Le petit-fils de Staline poursuit un journal pour offense à son aïeul
Cette fois, c'en était apparemment trop. Depuis sa naissance il y a 73 ans, Evgueni Djougachvili, colonel en retraite de l'armée russe, ex-soviétique, en a entendu, des petites phrases et des mots doux ou durs sur son illustre grand-père. Quand on est le petit-fils de Joseph Djougachvili, alias Staline, forcement, il faut savoir encaisser.
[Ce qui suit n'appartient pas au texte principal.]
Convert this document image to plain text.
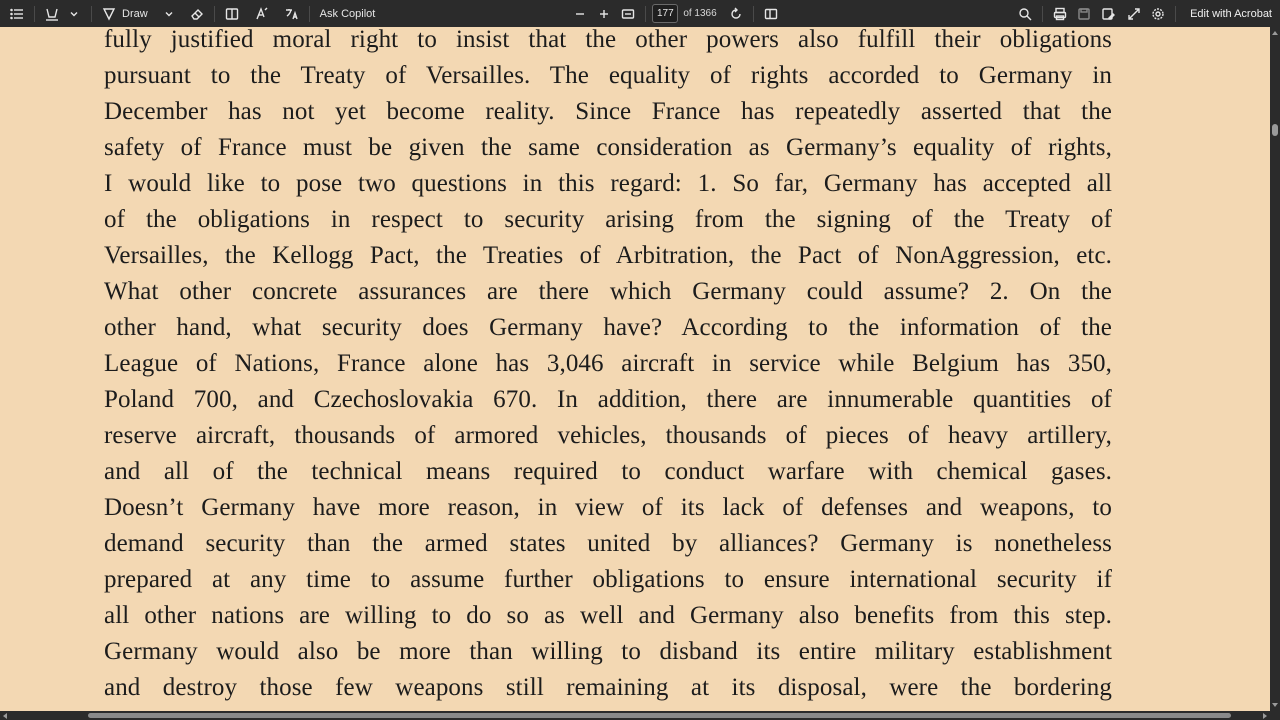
Draw	Ask Copilot	177 of 1366	Edit with Acrobat
fully justified moral right to insist that the other powers also fulfill their obligations
pursuant to the Treaty of Versailles. The equality of rights accorded to Germany in
December has not yet become reality. Since France has repeatedly asserted that the
safety of France must be given the same consideration as Germany’s equality of rights,
I would like to pose two questions in this regard: 1. So far, Germany has accepted all
of the obligations in respect to security arising from the signing of the Treaty of
Versailles, the Kellogg Pact, the Treaties of Arbitration, the Pact of NonAggression, etc.
What other concrete assurances are there which Germany could assume? 2. On the
other hand, what security does Germany have? According to the information of the
League of Nations, France alone has 3,046 aircraft in service while Belgium has 350,
Poland 700, and Czechoslovakia 670. In addition, there are innumerable quantities of
reserve aircraft, thousands of armored vehicles, thousands of pieces of heavy artillery,
and all of the technical means required to conduct warfare with chemical gases.
Doesn’t Germany have more reason, in view of its lack of defenses and weapons, to
demand security than the armed states united by alliances? Germany is nonetheless
prepared at any time to assume further obligations to ensure international security if
all other nations are willing to do so as well and Germany also benefits from this step.
Germany would also be more than willing to disband its entire military establishment
and destroy those few weapons still remaining at its disposal, were the bordering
Mais quand le journal russe Novaïa Gazeta a consacré en avril un article au massacre de 10.000 officiers polonais prisonniers par le NKVD (ancêtre du KGB) à Katyn, en 1939, et a écrit : “Staline et les tchékistes sont liés par tout le sang qu’ils ont versé, par les crimes les plus graves, tout d’abord contre leur propre peuple.”, Evgueni Djougachvili est sorti de ses gonds.
_ Que le “petit père des peuples” ait été un homme à poigne, ça, le colonel veut bien l'entendre. Que des rumeurs parviennent à ses oreilles, suggérant que son grand-père ait eu quelque-chose à voir avec ce triste épisode de l'histoire soviétique et plus largement, avec les exécutions à échelle industrielle qui ont jalonné la période soviétique, c'est déjà bien agaçant pour un vieillard ployant sous le poids de ses décorations. Mais qu'une telle affirmation s'étale, noir sur blanc, dans un journal, il ne faut pas abuser.
Procès mémoriel
Le colonel Djougachvili a donc décidé de porter plainte contre l'insolente feuille de nouvelles, pour atteinte à l'honneur et à la dignité de son grand-père. Il demande que la Novaïa Gazeta publie un démenti. Voilà pour l'honneur. A celà, il ajoute dix millions de roubles (227.000 euros) de dommages et intérêts. Voilà pour la dignité.
Ironie mise à part, l'histoire de Staline et de son rôle reste un sujet tabou, qui divise profondément la société russe. Aussi sensible que peut l'être l'histoire du régime de Vichy ou de la guerre d'Algérie en France. Et le journal Novaïa Gazeta espère beaucoup du procès qui doit s'ouvrir en août. Il pourrait être pour la Russie ce que les procès Barbie, Touvier et Papon ont été pour la France. En espérant voir la responsabilité de Staline établie par la justice dans le massacre de Katyn, le journal rêve de voir se dissoudre la chape de plomb, pour que Staline prenne sa vraie place dans l'histoire de la Russie, celle d'un tyran.